In Maersk, the first ballast water treatment systems were already installed back in 2010. Since 2012, all of the larger new-buildings have been equipped with BW treatment systems. Presently, Maersk has installed approx. 30 systems on six different ship types, including drill ships. MMT is doing the groundwork in evaluating the technical possibilities and facilitate the decisions the Maersk business units such as Maersk Line and Maersk Tankers will have to take. Palle Wredstrøm, head of Engines and Propulsion in MMT has taken the technical lead in ballast water management initiatives. The system we have used is IMO type approved, however, as with all other BW equipment, not yet US Coast Guard approved, which means that we may end in a situation where these ships, or at least some of them, will be banned from trading to the US unless the ballast water treatment systems are replaced.
Wredstrøm says: “We are using a UV-based system, which we will continue to install on newbuilds, but we are concerned about the pending stringent U.S. Coast Guard approval. Our strategy for the installation on newbuilds is to install ballast water treatment systems where we have a commitment from the supplier that they expect to obtain U.S. Coast Guard approval. Considering the installation cost of USD 2M per ship, we would like to be able to expect that such a system fulfils all requirements.”
Retrofits: even more challenging than newbuilds
When it comes to retrofits on older, existing ships, the process is even more challenging. “We’ve seen on a new build how it can be a challenge to integrate a BWTS into the ship’s control system. It will be an even bigger challenge on a retrofit.”, Wredstrøm adds. With 60,000 vessels having to comply within the next 5 years, it was decided to wait for the renewal survey and dry dockings before installing BWTS. The focus is currently geared towards larger suppliers because of better global service possibilities. With ships drydocking at different yards, we need to be sure to have functional service in place and based on the experience with newbuilds, the demand for service will be even higher.
What is the “same location”?
Since the Maersk fleet also includes offshore supply ships and tugs, Maersk Supply Service and Svitzer may be able to utilize the “same location” exemption clause for some of these ships. This clause states that vessels operating within a confined geographical area (the “same location”) are exempt from the convention and thus do not have to install any ballast water treatment system.
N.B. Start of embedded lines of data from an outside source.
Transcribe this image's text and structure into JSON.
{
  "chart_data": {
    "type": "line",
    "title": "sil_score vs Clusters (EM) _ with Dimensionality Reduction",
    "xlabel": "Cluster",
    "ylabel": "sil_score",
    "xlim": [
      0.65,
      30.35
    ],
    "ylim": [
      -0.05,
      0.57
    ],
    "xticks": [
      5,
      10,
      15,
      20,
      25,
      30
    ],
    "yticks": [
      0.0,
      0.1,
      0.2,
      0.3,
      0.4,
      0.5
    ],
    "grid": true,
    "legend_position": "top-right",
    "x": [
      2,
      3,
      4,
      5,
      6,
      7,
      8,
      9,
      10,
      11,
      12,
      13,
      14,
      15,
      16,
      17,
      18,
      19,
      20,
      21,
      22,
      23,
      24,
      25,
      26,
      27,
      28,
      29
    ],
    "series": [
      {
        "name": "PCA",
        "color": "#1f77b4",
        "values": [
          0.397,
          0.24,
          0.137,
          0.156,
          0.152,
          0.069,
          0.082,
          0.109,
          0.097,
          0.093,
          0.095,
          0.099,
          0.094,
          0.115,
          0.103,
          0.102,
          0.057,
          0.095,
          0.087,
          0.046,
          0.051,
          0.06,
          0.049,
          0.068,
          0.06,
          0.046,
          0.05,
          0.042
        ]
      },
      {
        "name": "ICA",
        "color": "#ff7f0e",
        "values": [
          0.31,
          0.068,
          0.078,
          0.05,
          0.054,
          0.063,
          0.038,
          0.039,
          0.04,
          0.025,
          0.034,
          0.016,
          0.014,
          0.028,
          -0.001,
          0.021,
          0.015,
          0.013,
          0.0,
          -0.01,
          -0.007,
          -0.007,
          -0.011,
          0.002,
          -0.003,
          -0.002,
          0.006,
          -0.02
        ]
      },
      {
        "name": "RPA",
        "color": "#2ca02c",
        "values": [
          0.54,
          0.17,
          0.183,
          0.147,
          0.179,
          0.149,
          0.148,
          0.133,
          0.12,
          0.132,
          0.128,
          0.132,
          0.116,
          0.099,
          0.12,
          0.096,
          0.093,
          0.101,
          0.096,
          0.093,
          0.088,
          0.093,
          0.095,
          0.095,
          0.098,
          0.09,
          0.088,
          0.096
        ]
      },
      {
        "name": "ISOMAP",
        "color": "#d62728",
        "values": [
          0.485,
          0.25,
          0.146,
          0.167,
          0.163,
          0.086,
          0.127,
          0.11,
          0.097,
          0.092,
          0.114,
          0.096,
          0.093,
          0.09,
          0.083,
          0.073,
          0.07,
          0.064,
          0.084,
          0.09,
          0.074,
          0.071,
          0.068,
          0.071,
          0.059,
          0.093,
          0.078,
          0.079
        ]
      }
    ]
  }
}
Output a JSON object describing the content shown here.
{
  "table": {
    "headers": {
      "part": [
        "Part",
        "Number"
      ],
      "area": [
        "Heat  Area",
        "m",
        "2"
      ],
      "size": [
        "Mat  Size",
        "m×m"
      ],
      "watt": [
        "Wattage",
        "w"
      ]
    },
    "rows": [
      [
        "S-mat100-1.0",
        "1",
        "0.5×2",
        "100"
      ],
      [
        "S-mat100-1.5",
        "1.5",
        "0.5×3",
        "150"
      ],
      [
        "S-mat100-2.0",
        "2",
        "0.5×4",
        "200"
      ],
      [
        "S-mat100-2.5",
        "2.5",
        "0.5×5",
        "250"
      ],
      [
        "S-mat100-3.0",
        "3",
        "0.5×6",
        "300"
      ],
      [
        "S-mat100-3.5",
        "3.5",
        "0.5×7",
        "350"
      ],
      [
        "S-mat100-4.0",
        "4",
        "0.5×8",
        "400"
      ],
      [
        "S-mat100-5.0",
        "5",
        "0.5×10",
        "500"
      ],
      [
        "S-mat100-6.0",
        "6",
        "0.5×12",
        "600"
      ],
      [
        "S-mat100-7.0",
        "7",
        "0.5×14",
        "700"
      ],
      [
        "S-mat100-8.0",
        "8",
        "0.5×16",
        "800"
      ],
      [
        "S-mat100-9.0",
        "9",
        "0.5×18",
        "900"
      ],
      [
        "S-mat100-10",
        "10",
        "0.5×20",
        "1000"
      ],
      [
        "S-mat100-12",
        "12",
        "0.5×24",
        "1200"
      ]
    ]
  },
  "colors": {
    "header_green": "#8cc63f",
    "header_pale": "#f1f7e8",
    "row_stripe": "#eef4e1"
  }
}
The US rules are quite clear on what can be considered “same location”, but in the IMO convention it is left to the member states to agree internally. So far we know that all Danish waters will be considered “same location” and we have also been unofficially informed that the same will apply to Brazilian Waters.
“The challenge comes when several littoral states “share” the same water. Take for instance ferry routes between Denmark and Germany. Some routes are only 10-15 miles long and ferries have been plying the waters for more than a century, yet the administrations cannot yet agree to designating it to the “same location””, says Mortensen.
An extended timeframe would be welcome
One thing is for certain: an extended timeframe for shipowners to implement the convention would be welcome bearing in mind that US rules have to be clarified, class societies have to approve all installations, testing has to be carried out properly and crew needs to be trained.
As with all regulations, Maersk is fully committed to complying with what is decided by IMO. However, it needs to be ensured that there is a level playing field in the industry, i.e. we are not the only ones making an effort to follow such conventions.